Of course, I guess I have to underscore that consistency is always key. I'm not saying, don't workout for a week, then go hard, or that two days a week is enough to see results. I'm saying that if you are the kind of person who works out 5+ days a week, for more than an hour a day, consider what I have outlined above. Consider some silent meditation, instead of a recovery run. Increase intake of whole foods, especially organic, local vegetables and fruits. Give yourself room to not do a conditioning piece five days a week. Give yourself room to grow.
Recently, I have taken the luxury of removing conditioning from some days, so that athletes are only doing 3 conditioning workouts a week. Still, we are lifting heavy, completing one of the most feared squat programs on the planet: Smolov Jr. A squat program that demands that you eat and recover. I know some of you feel like you need to do a conditioning piece five days a week, but I've got news for you: doing that extra row, or run, or whatever, unless it is strictly skill work, is not doing you any good, neither for muscle gain, nor for fat loss. Again, nutrition, and rest, especially if you are working out 5 days a week, is the answer, not more work.

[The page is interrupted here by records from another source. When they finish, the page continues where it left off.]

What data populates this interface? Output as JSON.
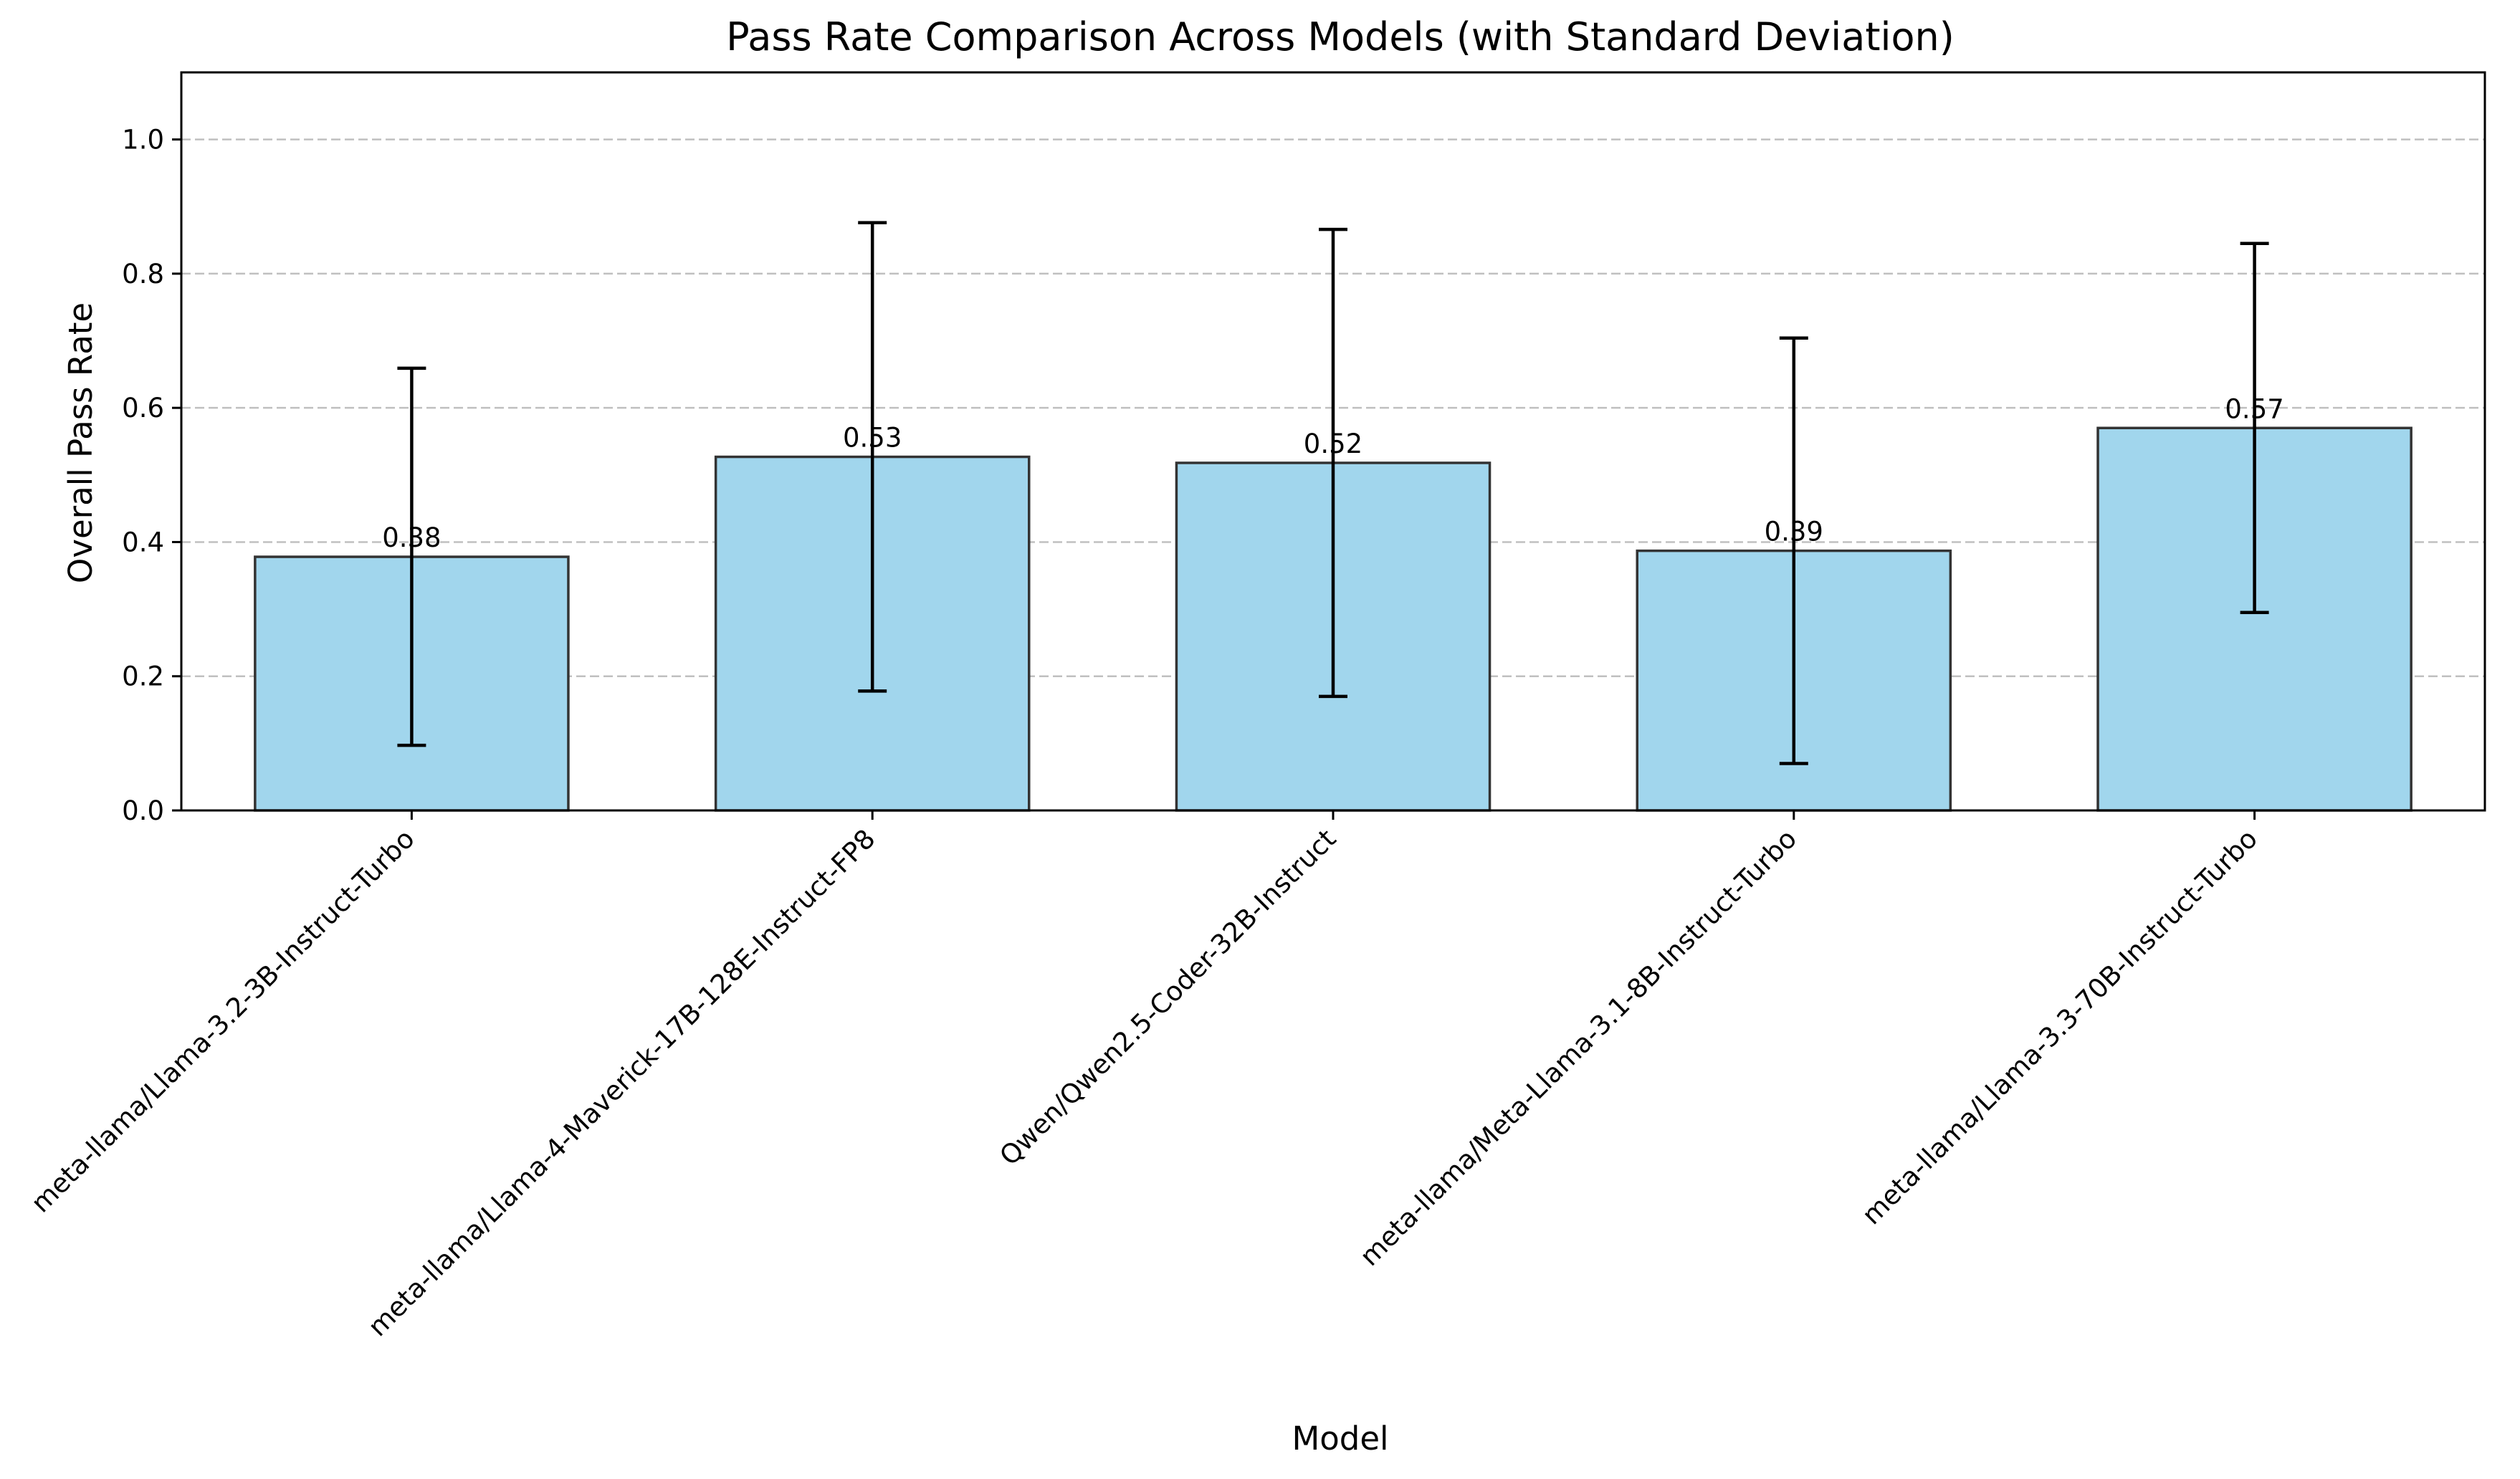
{
  "chart_data": {
    "type": "bar",
    "title": "Pass Rate Comparison Across Models (with Standard Deviation)",
    "xlabel": "Model",
    "ylabel": "Overall Pass Rate",
    "categories": [
      "meta-llama/Llama-3.2-3B-Instruct-Turbo",
      "meta-llama/Llama-4-Maverick-17B-128E-Instruct-FP8",
      "Qwen/Qwen2.5-Coder-32B-Instruct",
      "meta-llama/Meta-Llama-3.1-8B-Instruct-Turbo",
      "meta-llama/Llama-3.3-70B-Instruct-Turbo"
    ],
    "values": [
      0.378,
      0.527,
      0.518,
      0.387,
      0.57
    ],
    "errors": [
      0.281,
      0.349,
      0.348,
      0.317,
      0.275
    ],
    "value_labels": [
      "0.38",
      "0.53",
      "0.52",
      "0.39",
      "0.57"
    ],
    "ylim": [
      0,
      1.1
    ],
    "yticks": [
      0.0,
      0.2,
      0.4,
      0.6,
      0.8,
      1.0
    ],
    "ytick_labels": [
      "0.0",
      "0.2",
      "0.4",
      "0.6",
      "0.8",
      "1.0"
    ],
    "grid": "y-dashed",
    "legend": "none",
    "colors": {
      "bar_fill": "#a1d6ed",
      "bar_edge": "#333333",
      "error_bar": "#000000",
      "grid": "#c0c0c0",
      "axis": "#000000"
    }
  }
}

Professional athletes workout long hours, but they also spend time on recovery as soon as they are done training, and they have off-seasons. Remember that: off-season. They have an entire season, when in some cases, they do not practice their sport at all. Furthermore, there is a tendency in sport to use substances that enhance recovery potential. That's how some athletes can put in 6 hours of work a day and recover. Without a doubt, top athletes in unregulated or under-regulated sports (like Crossfit, or Grid Sport) are using performance enhancing drugs. You don't have a structured off-season, and you're not on growth hormones, so pace yourself. Technically, this is our "off-season," if we take the Crossfit Open to be our five-week season, hence the drop in the amount of wall ball shots, and conditioning in general. Still, our total work output remains the same, and we have not reduced the load or volume, but have increased it slightly, especially when we consider the demanding nature and intensity of Smolov Jr., and the back squat. Just like the deadlift, the back squat is very demanding on the central nervous system, and because of the high loading potential, requires more time to recover from than, say, a heavy snatch or a heavy clean. You may feel like you are tip-top, but in the midst of Smolov Jr., you most likely are not.

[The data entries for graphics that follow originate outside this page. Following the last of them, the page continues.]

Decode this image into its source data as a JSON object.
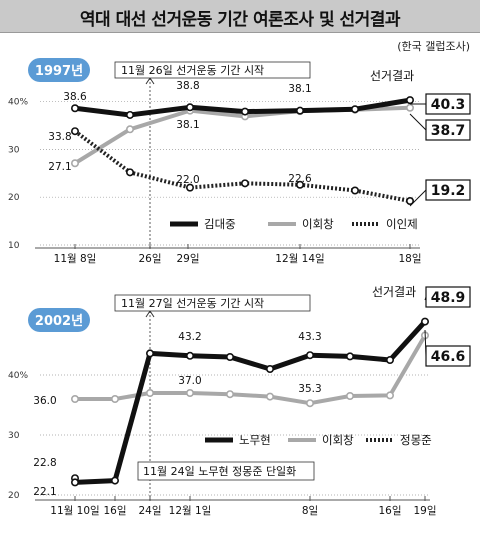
{
  "title": "역대 대선 선거운동 기간 여론조사 및 선거결과",
  "source": "(한국 갤럽조사)",
  "colors": {
    "c0": "#111111",
    "c1": "#a8a8a8",
    "c2": "#222222",
    "badge": "#5b9bd5"
  },
  "chart_data": [
    {
      "type": "line",
      "year_label": "1997년",
      "y_ticks": [
        "40%",
        "30",
        "20",
        "10"
      ],
      "ylim": [
        10,
        42
      ],
      "x_ticks": [
        "11월 8일",
        "26일",
        "29일",
        "12월 14일",
        "18일"
      ],
      "annotation": "11월 26일 선거운동 기간 시작",
      "result_label": "선거결과",
      "series": [
        {
          "name": "김대중",
          "style": "solid-black",
          "points": [
            [
              0,
              38.6
            ],
            [
              1,
              37.2
            ],
            [
              2,
              38.8
            ],
            [
              3,
              37.9
            ],
            [
              4,
              38.1
            ],
            [
              5,
              38.4
            ],
            [
              6,
              40.3
            ]
          ],
          "labels": [
            "38.6",
            "38.8",
            "38.1",
            "40.3"
          ]
        },
        {
          "name": "이회창",
          "style": "solid-gray",
          "points": [
            [
              0,
              27.1
            ],
            [
              1,
              34.2
            ],
            [
              2,
              38.1
            ],
            [
              3,
              36.9
            ],
            [
              4,
              38.0
            ],
            [
              5,
              38.3
            ],
            [
              6,
              38.7
            ]
          ],
          "labels": [
            "27.1",
            "38.1",
            "38.7"
          ]
        },
        {
          "name": "이인제",
          "style": "dotted",
          "points": [
            [
              0,
              33.8
            ],
            [
              1,
              25.2
            ],
            [
              2,
              22.0
            ],
            [
              3,
              22.9
            ],
            [
              4,
              22.6
            ],
            [
              5,
              21.4
            ],
            [
              6,
              19.2
            ]
          ],
          "labels": [
            "33.8",
            "22.0",
            "22.6",
            "19.2"
          ]
        }
      ]
    },
    {
      "type": "line",
      "year_label": "2002년",
      "y_ticks": [
        "40%",
        "30",
        "20"
      ],
      "ylim": [
        20,
        50
      ],
      "x_ticks": [
        "11월 10일",
        "16일",
        "24일",
        "12월 1일",
        "8일",
        "16일",
        "19일"
      ],
      "annotation": "11월 27일 선거운동 기간 시작",
      "annotation2": "11월 24일 노무현 정몽준 단일화",
      "result_label": "선거결과",
      "series": [
        {
          "name": "노무현",
          "style": "solid-black",
          "points": [
            [
              0,
              22.1
            ],
            [
              1,
              22.4
            ],
            [
              2,
              43.6
            ],
            [
              3,
              43.2
            ],
            [
              4,
              43.0
            ],
            [
              5,
              41.0
            ],
            [
              6,
              43.3
            ],
            [
              7,
              43.1
            ],
            [
              8,
              42.5
            ],
            [
              9,
              48.9
            ]
          ],
          "labels": [
            "22.1",
            "43.2",
            "43.3",
            "48.9"
          ]
        },
        {
          "name": "이회창",
          "style": "solid-gray",
          "points": [
            [
              0,
              36.0
            ],
            [
              1,
              36.0
            ],
            [
              2,
              37.0
            ],
            [
              3,
              37.0
            ],
            [
              4,
              36.8
            ],
            [
              5,
              36.4
            ],
            [
              6,
              35.3
            ],
            [
              7,
              36.5
            ],
            [
              8,
              36.6
            ],
            [
              9,
              46.6
            ]
          ],
          "labels": [
            "36.0",
            "37.0",
            "35.3",
            "46.6"
          ]
        },
        {
          "name": "정몽준",
          "style": "dotted",
          "points": [
            [
              0,
              22.8
            ]
          ],
          "labels": [
            "22.8"
          ]
        }
      ]
    }
  ]
}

Sometimes, doing nothing is doing everything. The potential for growth is increased when we eat well, sleep, and rest. Growth happens outside of the gym, not in it. The only thing in the gym is poison, and all you need is a little bit, a non-lethal dose. Too much or too little, and you will not grow, or your growth will be mediocre, at best.

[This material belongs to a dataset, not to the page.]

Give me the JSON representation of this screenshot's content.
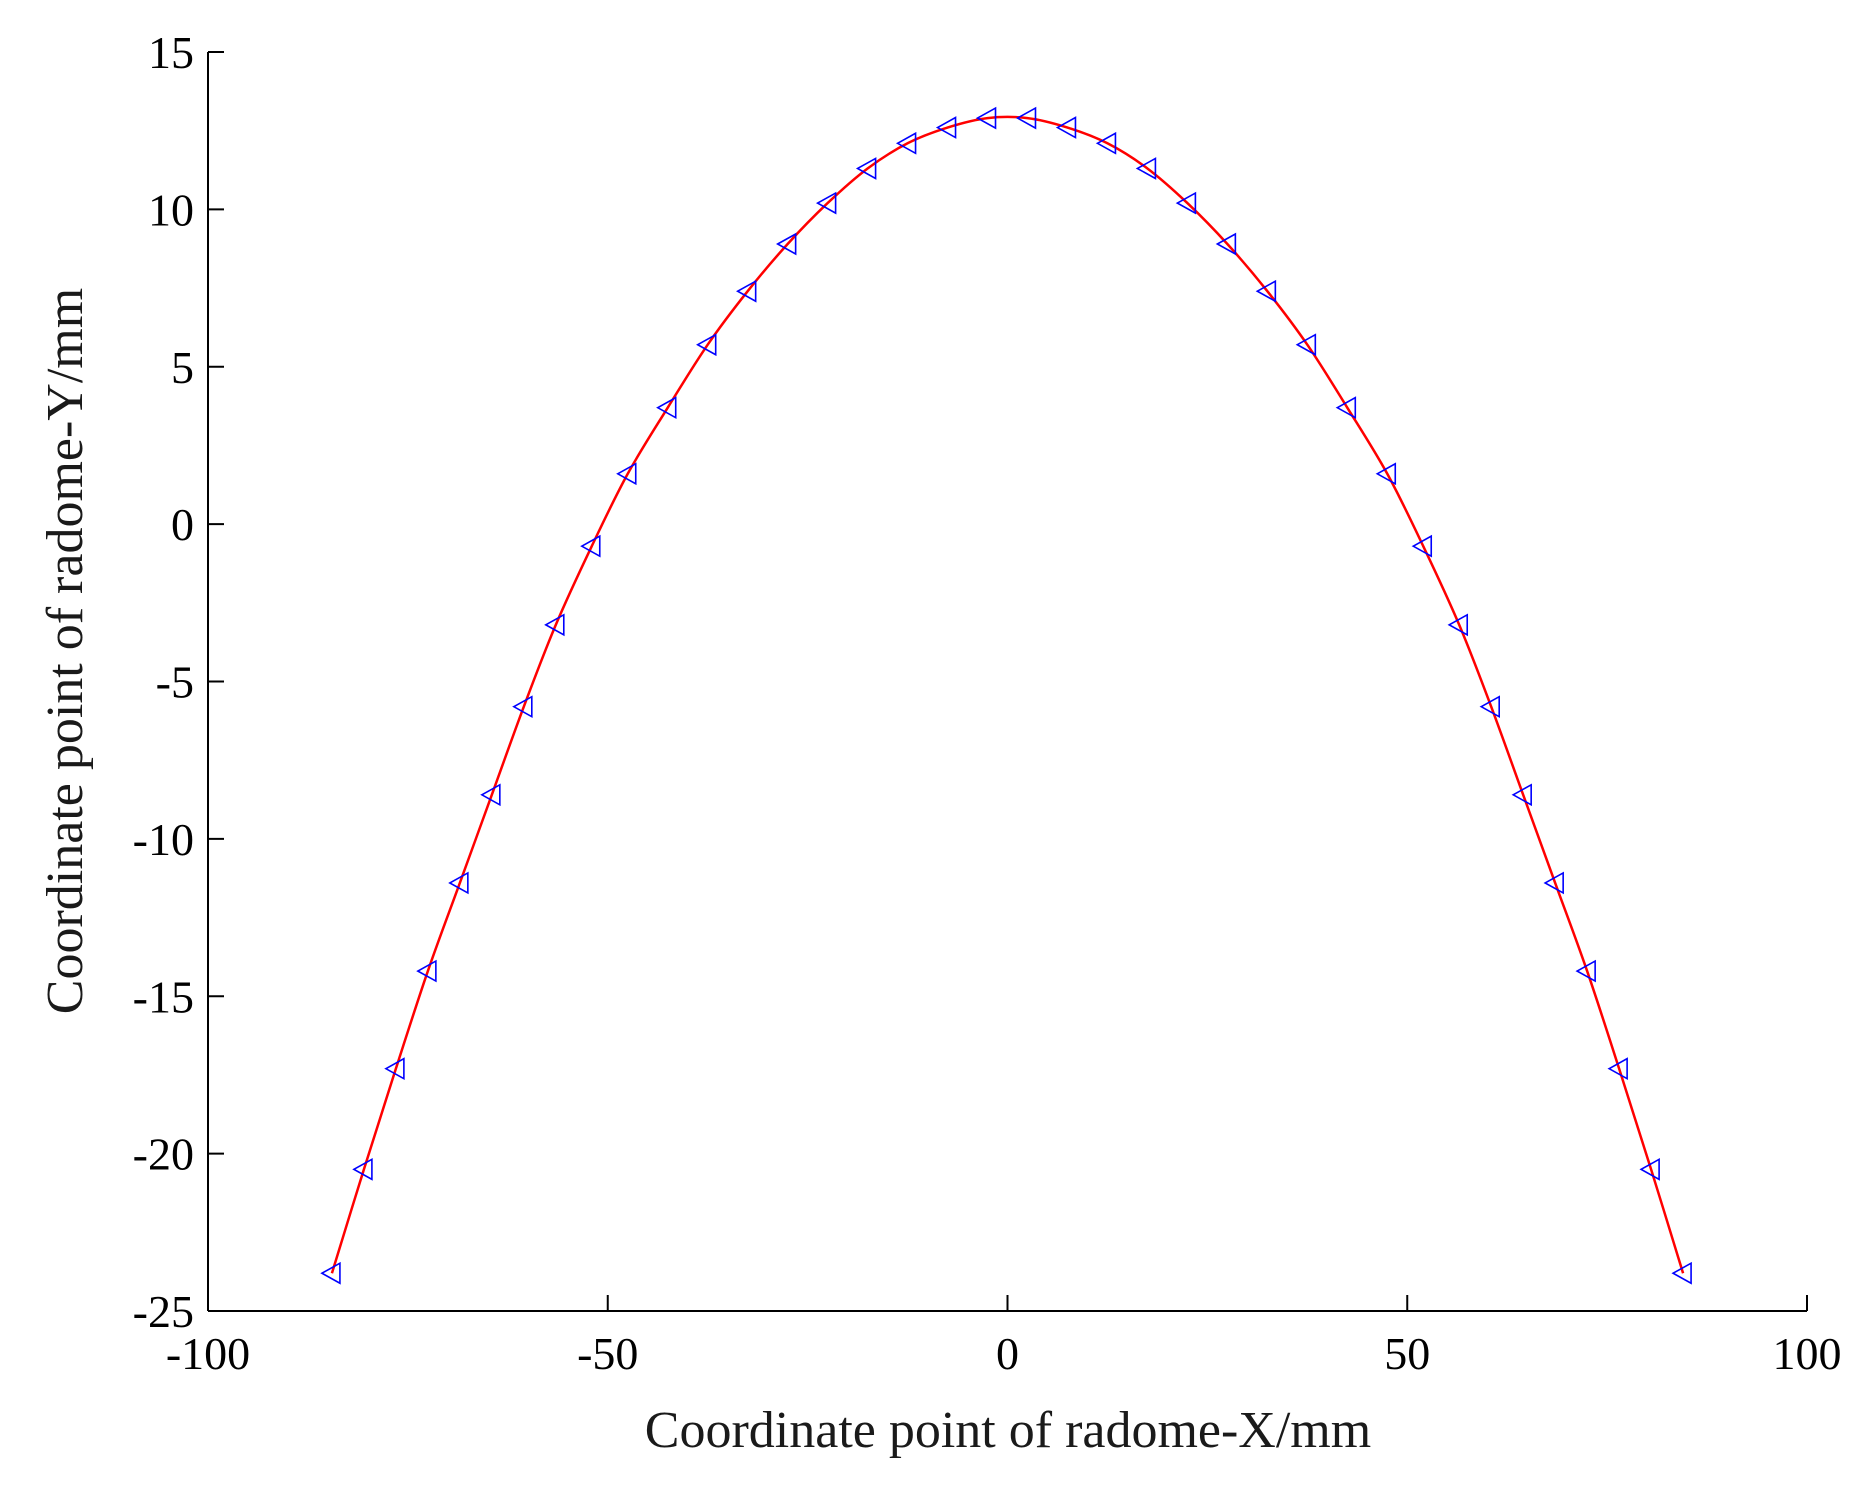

Maybe I have described you in this article. Maybe you are feeling a little hurt, maybe even like I am talking to you personally, but I'm not; the issues outlined above are common. But, I have to say, that if I have described you, you are a woman/man after my own heart. I love ambition in the gym. I love people who love the grind. People who don't complain about work. People who don't make excuses. People who dive in, all in. People who do work and love it. People who are willing to go the extra mile. But, as your coach, I know that running your body into the ground and under-eating is not a recipe for success in the long-term. Workout less, eat more food. If you are inconsistent at the gym, or are a sedentary individual, this article isn't for you; get into the the gym, go on a run, play and be active. For some of you, though, this may be the best advice to achieve your goals of fat loss, muscle gain, increased power and increased strength.